While NFL agents are making bank because their athlete went with the bigger payload, retailers are also benefiting from these decisions. More jerseys are sold for an individual athlete if they switch teams because fans remain loyal to that player. Their first jerseys will become vintage memorabilia as you follow the trail of the player’s career.
But whatever happened to staying loyal to the team? To staying a loyal player who played for the team that wanted you in the first place? Who saw your greatness from the beginning? And then you leave them in the dust when the check book starts waving in the distance, waiting for you to sign your name below the zeros and commas.
Wide receiver Jeremy Maclin was picked up by the Philadelphia Eagles in the first round of the NFL draft with the 19th overall pick in 2009. Maclin signed a five-year, $15.5 million deal with $9.5 million already guaranteed. In 2014, it was announced Maclin would sign a one-year deal worth $6 million to keep him on the Eagles roster throughout the 2014 season. The money wasn’t enough though since Maclin signed a five-year, $55 million contract with the Kansas City Chiefs in 2015. Eventually an injury caused the Chiefs to release Maclin in 2016. He then signed with the Baltimore Ravens for a two-year, $11 million contract in 2017.
Running back LeGarrette left the 2017 Super Bowl champion New England Patriots for the Eagles after signing one-year, $1.25 million contract with $400,000 guaranteed. With incentives, Blount could have earned up to $2.8 million in 2017.
Quarterback Ryan Fitzpatrick went from a three-year, $7.4 million contract with the Buffalo Bills in 2009, to one-year fully guaranteed $12 million contract with the New York Jets in 2016. After his contract was voided in 2017, Fitzpatrick signed with the Tampa Bay Buccaneers on a one-year, $3 million contract.
These are only three examples out of countless deals where players have picked money over the team. Granted, there are a million different variables that can go into account when signing with a team, but you can’t deny that how much you get offered is a big incentive to sign on the dotted line.
This trend happens in every sport though — it is just in human nature to want to get the most out of where you end up. I guess my question is will there ever be enough?
Players can get drafted and sign on to a team and get paid millions. Years later, they get an offer from another team and then start this hopping around process of going through each team until they end up on the one that pays less because the team that paid more released them in a weeks notice.

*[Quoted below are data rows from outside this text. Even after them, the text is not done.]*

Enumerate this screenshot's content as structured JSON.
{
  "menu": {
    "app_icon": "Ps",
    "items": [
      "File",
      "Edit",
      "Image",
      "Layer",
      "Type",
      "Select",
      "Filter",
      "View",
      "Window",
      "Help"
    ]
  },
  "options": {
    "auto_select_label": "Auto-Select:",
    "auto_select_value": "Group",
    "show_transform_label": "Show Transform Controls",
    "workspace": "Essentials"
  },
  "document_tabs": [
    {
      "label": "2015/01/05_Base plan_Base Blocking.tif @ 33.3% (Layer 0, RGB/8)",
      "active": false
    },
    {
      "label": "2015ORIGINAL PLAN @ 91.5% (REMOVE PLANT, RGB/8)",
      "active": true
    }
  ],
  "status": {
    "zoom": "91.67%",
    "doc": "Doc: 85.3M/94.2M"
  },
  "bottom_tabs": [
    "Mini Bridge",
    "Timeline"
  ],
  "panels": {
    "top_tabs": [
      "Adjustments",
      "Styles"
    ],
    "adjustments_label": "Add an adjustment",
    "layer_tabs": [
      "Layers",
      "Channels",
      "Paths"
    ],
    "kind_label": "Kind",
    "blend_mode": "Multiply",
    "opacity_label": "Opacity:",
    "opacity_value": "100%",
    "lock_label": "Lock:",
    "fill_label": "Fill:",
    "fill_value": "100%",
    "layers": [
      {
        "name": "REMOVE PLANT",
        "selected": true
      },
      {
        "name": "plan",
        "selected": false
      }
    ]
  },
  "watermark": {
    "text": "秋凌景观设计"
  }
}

How can the fans at home compete with that? How can the fans stay loyal to the player when all the player is concerned with is money? Eventually the players who build a solid fan base leave that team in the dust and the fans are left to see the broken pieces of the team play out and wonder why have times changed so much.
Of course the paycheck was always a bonus but there was more heart into why you got that paycheck.
Now you can look at a roster from last season to the next and see who replaced who and who left for where and you can see the holes and gaps left behind. Times have changed, and so has the game.